Kurze wissenschaftliche Perspektive - Teil 2

Innenräume weisen generell eine geringere Erholungsqualität auf als Freiräume, insbesondere wenn von der Wohnung aus auch keinerlei Natur wahrnehmbar ist. Der ständige (erzwungene) Aufenthalt in Innenräumen erhöht die Wahrscheinlichkeit für gereizte Reaktionen. Wenn ein Kind einen Elternteil – mangels an Alternativen – als Ersatzspielkameraden beansprucht bzw. wenn es wieder einmal seine/ihre Aufmerksamkeit respektive Zuwendung einfordert, so wird dies immer seltener wohlwollend aufgenommen, sondern häufig als Belastung erfahren.
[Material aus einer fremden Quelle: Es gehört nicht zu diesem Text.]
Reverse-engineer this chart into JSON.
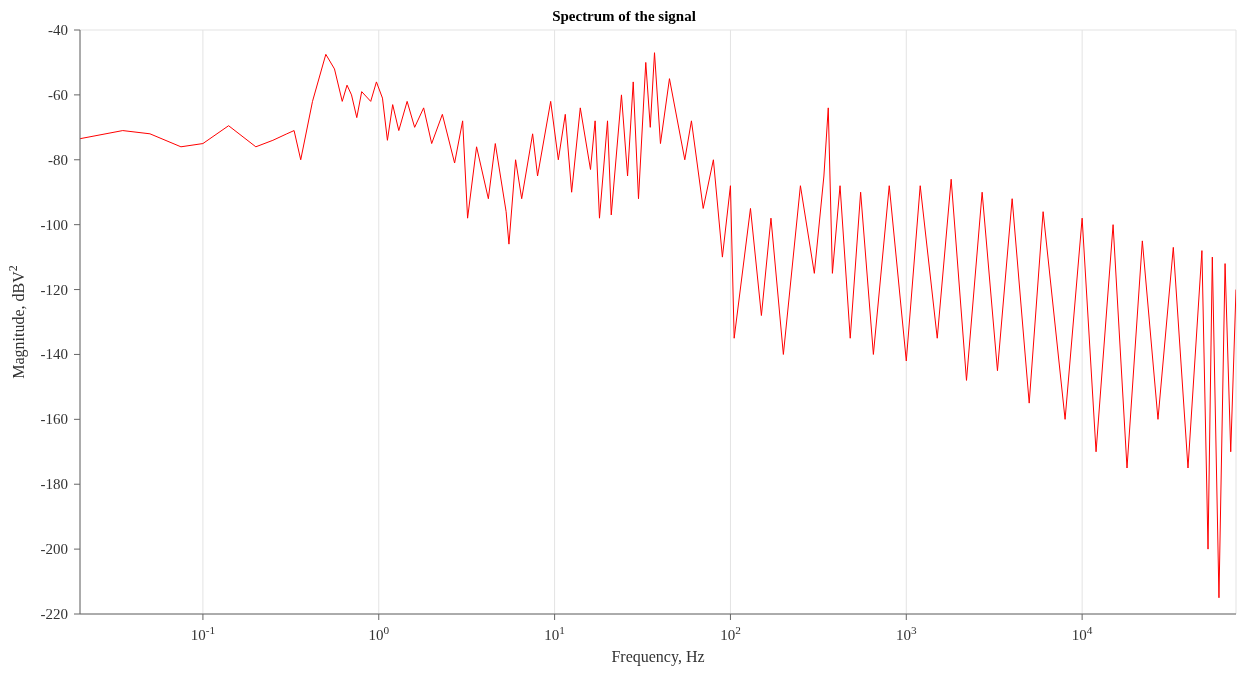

Kinder reagieren darauf wiederum eher nicht mit Zurückhaltung, sondern weit öfter mit dem Gegenteil. Ein Verlust an Aufmerksamkeit wird vom Kind mit einem Verlust an Zuneigung (= elterliche Liebe) gleichgesetzt. Daher setzt es intuitiv entsprechende Gegenmaßnahmen, um die Aufmerksamkeit (= Zuneigung) wiederzuerlangen. Langfristig können sich dann bei Eltern bedrückende Gefühle breit machen, wie keine Kraft mehr zu haben oder selbst zu kurz zu kommen – fallweise begleitet von Schuldgefühlen und Selbstvorwürfen. Kommen dann noch berufliche oder andere Belastungen hinzu, dann sind selbst bei Personen mit ursprünglich hoher Resilienz Erschöpfungsdepressionen (Burn-out) keine Seltenheit mehr.

Resümee

Eine der zentralen Aufgaben von Wohnung und Wohnumfeld wäre es, Erholung und Entspannung zu ermöglichen und umgekehrt Aspekte bzw. Settings, die Stress und Gereiztheit fördern, zu reduzieren oder gänzlich zu eliminieren. Zu beidem können ein ganze Vielzahl an Kriterien beitragen, allem voran die Vermeidung von deprivativen Wohnumwelten.